Something for the coffin

In the Church of England, parish doesn’t refer to a congregation, a membership roll or a sphere of influence. It means a literal geographical area. The whole country is divided into historic parishes, which until the 19th century were coterminous with secular areas of administration. Every vicar or rector (the terms are largely interchangeable and equivalent) has a parish, and everyone who resides in the whole country has a vicar or rector whether he or she likes it or not. It is the duty and joy of a parish priest to conduct the funeral of anyone who resides in the parish if that person or a loved one so wishes.

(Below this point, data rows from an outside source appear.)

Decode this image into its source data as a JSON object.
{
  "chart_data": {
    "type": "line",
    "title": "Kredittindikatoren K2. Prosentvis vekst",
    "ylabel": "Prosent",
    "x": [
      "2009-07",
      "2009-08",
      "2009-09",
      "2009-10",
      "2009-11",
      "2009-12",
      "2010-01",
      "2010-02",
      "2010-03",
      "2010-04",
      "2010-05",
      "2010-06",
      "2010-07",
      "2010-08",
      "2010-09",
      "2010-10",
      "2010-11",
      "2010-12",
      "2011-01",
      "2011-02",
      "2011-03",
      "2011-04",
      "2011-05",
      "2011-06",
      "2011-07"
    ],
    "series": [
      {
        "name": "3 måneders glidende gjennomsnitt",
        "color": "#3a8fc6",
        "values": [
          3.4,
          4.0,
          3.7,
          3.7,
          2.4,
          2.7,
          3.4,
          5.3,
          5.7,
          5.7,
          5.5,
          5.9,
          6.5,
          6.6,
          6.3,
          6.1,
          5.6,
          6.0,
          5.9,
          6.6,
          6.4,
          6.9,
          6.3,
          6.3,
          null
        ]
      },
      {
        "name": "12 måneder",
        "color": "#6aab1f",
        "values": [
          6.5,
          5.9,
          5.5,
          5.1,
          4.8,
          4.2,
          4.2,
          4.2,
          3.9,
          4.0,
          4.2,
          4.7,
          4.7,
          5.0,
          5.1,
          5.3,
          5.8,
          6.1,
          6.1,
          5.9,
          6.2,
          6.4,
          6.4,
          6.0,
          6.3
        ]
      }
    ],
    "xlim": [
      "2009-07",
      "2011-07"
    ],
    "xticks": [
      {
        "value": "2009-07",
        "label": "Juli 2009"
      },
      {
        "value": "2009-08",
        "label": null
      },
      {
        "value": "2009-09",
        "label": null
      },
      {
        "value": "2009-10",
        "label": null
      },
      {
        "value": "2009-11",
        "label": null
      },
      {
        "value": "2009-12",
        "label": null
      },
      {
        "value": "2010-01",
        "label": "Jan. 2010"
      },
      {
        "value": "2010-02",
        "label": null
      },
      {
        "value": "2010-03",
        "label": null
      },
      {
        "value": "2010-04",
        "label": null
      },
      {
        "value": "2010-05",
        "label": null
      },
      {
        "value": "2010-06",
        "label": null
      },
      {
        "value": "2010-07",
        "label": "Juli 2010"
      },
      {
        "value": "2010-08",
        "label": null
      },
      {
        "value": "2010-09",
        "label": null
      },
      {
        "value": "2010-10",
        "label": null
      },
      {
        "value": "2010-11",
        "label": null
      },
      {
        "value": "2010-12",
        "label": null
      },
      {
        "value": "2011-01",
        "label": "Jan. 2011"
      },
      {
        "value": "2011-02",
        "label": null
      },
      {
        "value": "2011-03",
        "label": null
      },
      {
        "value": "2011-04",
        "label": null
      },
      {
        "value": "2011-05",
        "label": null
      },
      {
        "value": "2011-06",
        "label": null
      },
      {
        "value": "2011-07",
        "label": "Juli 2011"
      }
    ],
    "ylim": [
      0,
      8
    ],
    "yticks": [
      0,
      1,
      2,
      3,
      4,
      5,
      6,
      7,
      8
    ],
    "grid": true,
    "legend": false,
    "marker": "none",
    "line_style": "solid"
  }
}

And so it was that I was called to preside at the funeral of Michael. Michael had had a difficult life. He had Duchenne muscular dystrophy, a degenerative muscle condition that affects one in 3,500 boys. He spent a good deal of his life in a children’s hospice and was only 14 when he died. After receiving the funeral director’s call I went to visit Michael’s mother. She was young; I guessed that she must have had Michael when she was about 17. She had no other children, and there was no sign of Michael’s father or any other partner. She had been alone with Michael; she was even more alone without him.
Like most funerals of people not closely connected with a church, Michael’s funeral took place in the crematorium chapel. There were touching mementos from other hospice children and from nurses and well-wishers. I was invited back to the house for the wake. Clergy tell themselves that they attend the wake for a sense of completion—the death or the service may evoke profound feelings that mourners might want to share with a priest while the rest of the company finishes off the Lambrusco. But the truth is that clergy attend these events to receive compliments about how pastoral and sensitive the funeral was and how well they “captured” the deceased even though they never knew him.